Wissenschaftsurheberrecht: Thomas Thiel (Samstags-FAZ) kritisiert die von Justizminister Heiko Maas geplante Reform des Wissenschaftsurheberrechts. Danach soll es Bibliotheken möglich sein, 15 Prozent eines Buchs einzuscannen und für die Lehre und Forschung zur Verfügung zu stellen. Auch Zeitungsartikel sollen der Allgemeinheit zur Verfügung gestellt werden können. Der Autor sieht darin "großzügige Geschenke aus fremdem Eigentum" und fragt, ob der Justizminister die Eigentumsgarantie des Grundgesetzes nicht kenne. Reinhard Müller (Montags-FAZ) nimmt Äußerungen des Bundespräsidenten zum Wert des Qualitätsjournalismus zum Anlass, vor den Folgen des Gesetzes für die Presse zu warnen: "Wie soll sich eigentlich der vom Bundespräsidenten geforderte Qualitätsjournalismus finanzieren?"
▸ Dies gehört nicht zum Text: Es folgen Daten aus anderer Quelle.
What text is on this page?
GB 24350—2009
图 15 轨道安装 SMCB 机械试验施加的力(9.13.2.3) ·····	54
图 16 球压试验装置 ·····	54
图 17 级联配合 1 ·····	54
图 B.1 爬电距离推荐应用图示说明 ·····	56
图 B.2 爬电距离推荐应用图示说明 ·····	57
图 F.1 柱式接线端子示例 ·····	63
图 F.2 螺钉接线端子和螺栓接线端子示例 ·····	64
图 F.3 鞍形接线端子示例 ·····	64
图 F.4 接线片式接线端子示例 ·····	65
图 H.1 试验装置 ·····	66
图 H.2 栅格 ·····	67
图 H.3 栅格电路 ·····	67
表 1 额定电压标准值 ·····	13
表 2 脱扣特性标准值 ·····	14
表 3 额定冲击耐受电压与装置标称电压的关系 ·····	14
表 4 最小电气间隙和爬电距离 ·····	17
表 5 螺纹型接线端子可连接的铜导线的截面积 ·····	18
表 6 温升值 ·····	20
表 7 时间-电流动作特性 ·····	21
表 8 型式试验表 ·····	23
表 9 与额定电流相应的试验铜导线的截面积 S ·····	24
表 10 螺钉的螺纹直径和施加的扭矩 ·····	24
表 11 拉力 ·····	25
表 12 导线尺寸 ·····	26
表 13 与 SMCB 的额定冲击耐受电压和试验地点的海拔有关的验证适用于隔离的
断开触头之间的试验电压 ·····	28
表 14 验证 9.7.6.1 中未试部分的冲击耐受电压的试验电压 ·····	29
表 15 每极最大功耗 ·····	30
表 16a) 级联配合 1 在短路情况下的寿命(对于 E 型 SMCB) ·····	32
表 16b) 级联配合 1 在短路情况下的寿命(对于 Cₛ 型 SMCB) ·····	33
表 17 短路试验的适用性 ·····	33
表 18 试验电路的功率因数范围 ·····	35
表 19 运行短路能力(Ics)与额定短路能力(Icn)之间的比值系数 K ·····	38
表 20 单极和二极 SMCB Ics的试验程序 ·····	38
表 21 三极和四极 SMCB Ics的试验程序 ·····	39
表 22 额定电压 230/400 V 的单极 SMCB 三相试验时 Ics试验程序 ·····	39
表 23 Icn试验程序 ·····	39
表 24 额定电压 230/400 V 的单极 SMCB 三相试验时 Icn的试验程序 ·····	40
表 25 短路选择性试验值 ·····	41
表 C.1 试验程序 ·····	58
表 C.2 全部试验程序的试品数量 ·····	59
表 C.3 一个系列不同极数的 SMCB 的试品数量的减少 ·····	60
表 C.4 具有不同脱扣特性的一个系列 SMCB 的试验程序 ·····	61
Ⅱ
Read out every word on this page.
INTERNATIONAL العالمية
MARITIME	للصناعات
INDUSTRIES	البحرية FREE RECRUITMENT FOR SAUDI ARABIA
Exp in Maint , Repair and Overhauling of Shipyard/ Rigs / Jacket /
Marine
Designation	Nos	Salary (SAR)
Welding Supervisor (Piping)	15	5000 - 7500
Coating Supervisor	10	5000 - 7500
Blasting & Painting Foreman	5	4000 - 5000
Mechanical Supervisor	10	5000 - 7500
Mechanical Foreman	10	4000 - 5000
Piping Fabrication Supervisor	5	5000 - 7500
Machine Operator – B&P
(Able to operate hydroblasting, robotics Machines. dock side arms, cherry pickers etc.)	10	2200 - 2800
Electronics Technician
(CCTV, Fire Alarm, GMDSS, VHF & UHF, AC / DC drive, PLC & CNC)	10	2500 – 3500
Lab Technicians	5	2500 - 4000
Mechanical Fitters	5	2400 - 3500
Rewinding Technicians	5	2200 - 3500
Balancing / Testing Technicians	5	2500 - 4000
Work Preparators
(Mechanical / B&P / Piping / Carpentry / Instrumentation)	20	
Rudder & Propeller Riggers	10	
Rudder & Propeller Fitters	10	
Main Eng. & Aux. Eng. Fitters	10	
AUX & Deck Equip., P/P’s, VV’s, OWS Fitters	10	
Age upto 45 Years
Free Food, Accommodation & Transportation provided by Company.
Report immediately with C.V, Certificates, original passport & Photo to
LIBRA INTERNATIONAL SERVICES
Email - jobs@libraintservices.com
Handys von Asylbewerbern: Nach Informationen der Montags-taz (Christian Rath) plant das Bundesamt für Migration und Flüchtlinge, drei Auswertungsmethoden auf Grundlage der jüngst beschlossenen Befugnis zum Auslesen der Datenträger von Asylsuchenden. Ausgewertet werden sollen die benutzte Sprache, die Kontakte sowie die Metadaten von Fotos. Da letztere auch den Ort beinhalten, an dem das Foto gemacht wurde, würden auch Rückschlüsse auf den Reiseweg ermöglicht, was die SPD ursprünglich verhindern wollte.
CDU-Politikern gehen die beschlossenen Befugnisse unterdessen nicht weit genug. Innenpolitiker Ansgar Heveling fordert, dass die Auswertung auch von Beamten durchgeführt werden soll, die nicht Volljuristen sind. Zudem könnten die Daten genutzt werden, um die vom Asylbewerber angegebene Religion zu überprüfen, so der Bundestagsabgeordnete laut Montags-Welt (Marcel Leubecher).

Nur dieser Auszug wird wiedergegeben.